What’s New in Research and Treatment for Pediatric Liver Tumors?

Recent headways in pediatric liver tumor treatment include more targeted therapies that aim to hone in on the cancer and destroy it — while reducing the toxic effects of treatment on the body, when possible.

Liver tumors arise in the liver, the organ in the upper-right corner of the belly. There are two main types of liver tumors in pediatric patients, which are both very rare: hepatoblastoma and hepatocellular carcinoma. The former typically affects children aged three or younger, whereas the latter typically affects older children, adolescents, and adults.

Historically, clinicians have used two main mechanisms of treating liver tumors: chemotherapy and surgery. Surgery, however, remains the mainstay of liver tumor treatment and needs to be performed concurrently with chemotherapy. In cases where the tumor cannot be treated through surgery alone, liver transplants can be an option.

In the last few years, clinicians have been able to take treatment a step further through interventional radiology.
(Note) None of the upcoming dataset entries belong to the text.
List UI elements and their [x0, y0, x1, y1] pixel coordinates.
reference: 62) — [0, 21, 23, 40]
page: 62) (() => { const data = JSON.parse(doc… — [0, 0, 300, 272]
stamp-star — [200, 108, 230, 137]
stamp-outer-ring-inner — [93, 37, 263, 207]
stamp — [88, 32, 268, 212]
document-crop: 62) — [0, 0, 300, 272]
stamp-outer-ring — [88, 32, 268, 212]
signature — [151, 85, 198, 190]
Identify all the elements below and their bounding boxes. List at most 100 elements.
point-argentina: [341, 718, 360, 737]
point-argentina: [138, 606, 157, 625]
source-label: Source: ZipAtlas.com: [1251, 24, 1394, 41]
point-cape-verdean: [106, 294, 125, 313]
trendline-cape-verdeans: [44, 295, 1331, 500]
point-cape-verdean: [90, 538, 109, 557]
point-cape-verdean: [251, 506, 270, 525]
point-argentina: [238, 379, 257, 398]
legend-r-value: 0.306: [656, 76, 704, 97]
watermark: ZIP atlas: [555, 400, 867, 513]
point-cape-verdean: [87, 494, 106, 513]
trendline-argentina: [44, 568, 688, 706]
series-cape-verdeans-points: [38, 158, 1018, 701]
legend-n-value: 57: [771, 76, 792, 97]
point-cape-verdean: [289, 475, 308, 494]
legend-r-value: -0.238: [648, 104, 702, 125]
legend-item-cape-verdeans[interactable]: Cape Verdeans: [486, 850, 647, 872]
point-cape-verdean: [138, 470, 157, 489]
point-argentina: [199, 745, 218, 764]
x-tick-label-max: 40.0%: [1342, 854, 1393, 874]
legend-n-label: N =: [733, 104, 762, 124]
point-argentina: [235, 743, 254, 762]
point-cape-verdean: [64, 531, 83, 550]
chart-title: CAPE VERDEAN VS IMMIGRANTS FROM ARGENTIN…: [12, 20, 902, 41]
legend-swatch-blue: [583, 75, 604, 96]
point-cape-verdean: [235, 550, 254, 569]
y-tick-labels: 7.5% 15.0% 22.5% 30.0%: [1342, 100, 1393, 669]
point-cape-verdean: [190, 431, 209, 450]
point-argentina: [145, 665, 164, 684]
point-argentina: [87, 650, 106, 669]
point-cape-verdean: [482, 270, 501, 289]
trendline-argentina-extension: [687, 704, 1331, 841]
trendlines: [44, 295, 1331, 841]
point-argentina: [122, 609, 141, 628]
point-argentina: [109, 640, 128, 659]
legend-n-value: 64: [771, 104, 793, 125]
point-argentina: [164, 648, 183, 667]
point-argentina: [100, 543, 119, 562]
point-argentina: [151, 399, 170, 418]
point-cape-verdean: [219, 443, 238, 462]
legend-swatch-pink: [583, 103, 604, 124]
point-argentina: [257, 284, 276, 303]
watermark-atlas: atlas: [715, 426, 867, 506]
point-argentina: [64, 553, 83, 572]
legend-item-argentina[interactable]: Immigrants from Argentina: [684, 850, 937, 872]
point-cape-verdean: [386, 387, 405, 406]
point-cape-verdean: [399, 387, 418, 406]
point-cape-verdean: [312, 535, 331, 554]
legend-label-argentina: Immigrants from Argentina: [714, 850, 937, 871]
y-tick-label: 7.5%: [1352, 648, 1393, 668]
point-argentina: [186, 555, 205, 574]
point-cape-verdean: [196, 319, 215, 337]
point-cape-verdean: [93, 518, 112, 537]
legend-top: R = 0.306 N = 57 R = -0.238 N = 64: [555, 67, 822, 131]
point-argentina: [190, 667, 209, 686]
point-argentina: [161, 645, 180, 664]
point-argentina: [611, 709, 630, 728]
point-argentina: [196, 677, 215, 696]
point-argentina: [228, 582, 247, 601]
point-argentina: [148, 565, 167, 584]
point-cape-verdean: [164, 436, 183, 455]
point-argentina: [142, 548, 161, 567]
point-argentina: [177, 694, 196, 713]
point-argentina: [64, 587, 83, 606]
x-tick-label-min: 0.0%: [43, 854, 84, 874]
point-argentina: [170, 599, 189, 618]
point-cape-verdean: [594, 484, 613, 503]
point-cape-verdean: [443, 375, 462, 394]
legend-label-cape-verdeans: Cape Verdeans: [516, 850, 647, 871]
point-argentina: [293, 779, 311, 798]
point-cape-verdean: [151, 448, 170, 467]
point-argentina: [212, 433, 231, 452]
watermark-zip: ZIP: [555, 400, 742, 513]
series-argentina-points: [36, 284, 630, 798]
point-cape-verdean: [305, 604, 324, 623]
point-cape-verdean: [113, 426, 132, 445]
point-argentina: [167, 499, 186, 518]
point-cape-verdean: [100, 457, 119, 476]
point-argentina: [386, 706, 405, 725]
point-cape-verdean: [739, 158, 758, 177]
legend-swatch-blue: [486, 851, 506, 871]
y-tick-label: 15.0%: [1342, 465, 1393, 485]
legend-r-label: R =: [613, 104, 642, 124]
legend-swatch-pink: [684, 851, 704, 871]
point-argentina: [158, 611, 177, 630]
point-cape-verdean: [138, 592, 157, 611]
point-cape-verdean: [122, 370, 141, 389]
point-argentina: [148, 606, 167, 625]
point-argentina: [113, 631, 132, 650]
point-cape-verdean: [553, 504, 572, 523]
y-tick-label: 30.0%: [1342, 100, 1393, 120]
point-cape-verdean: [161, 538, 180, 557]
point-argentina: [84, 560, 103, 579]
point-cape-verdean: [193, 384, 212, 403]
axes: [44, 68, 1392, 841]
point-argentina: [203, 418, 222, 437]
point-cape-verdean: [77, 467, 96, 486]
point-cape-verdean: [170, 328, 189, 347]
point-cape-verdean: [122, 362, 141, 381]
This method allows direct delivery of chemotherapy or radioactive compounds through blood vessels, sparing the rest of the body from the toxic effects of chemotherapy and delivery treatment straight to the tumor, Allison F. O’Neill, MD, Director of the Pediatric Liver Tumor Program at Dana-Farber/Boston Children’s Cancer and Blood Disorders Center, said in a recent Facebook Live Q&A.

Clinicians are also able to treat some pediatric patients with “low-risk” hepatoblastoma – traditionally defined as patients who can have their cancer treated with surgery right when they are diagnosed – with lower doses of chemotherapy than ever before, while still achieving excellent outcomes, according to O’Neill.

Similarly, hepatoblastoma patients with “high-risk” disease – meaning, cancer that has spread to other parts of the body – have been able to be treated with chemotherapy drugs and other therapeutic regimens that work “so much better than before,” O’Neill said. This patient population once had a 50 percent survival rate, and now has a survival rate of more than 80 percent, O’Neill added.

At Dana-Farber/Boston Children’s, some hepatocellular carcinoma patients have been treated with immunotherapy, a type of treatment that uses the body’s immune system to fight cancer. Some have responded well to the therapy, and it should be studied further as an option for these patients, O’Neill said.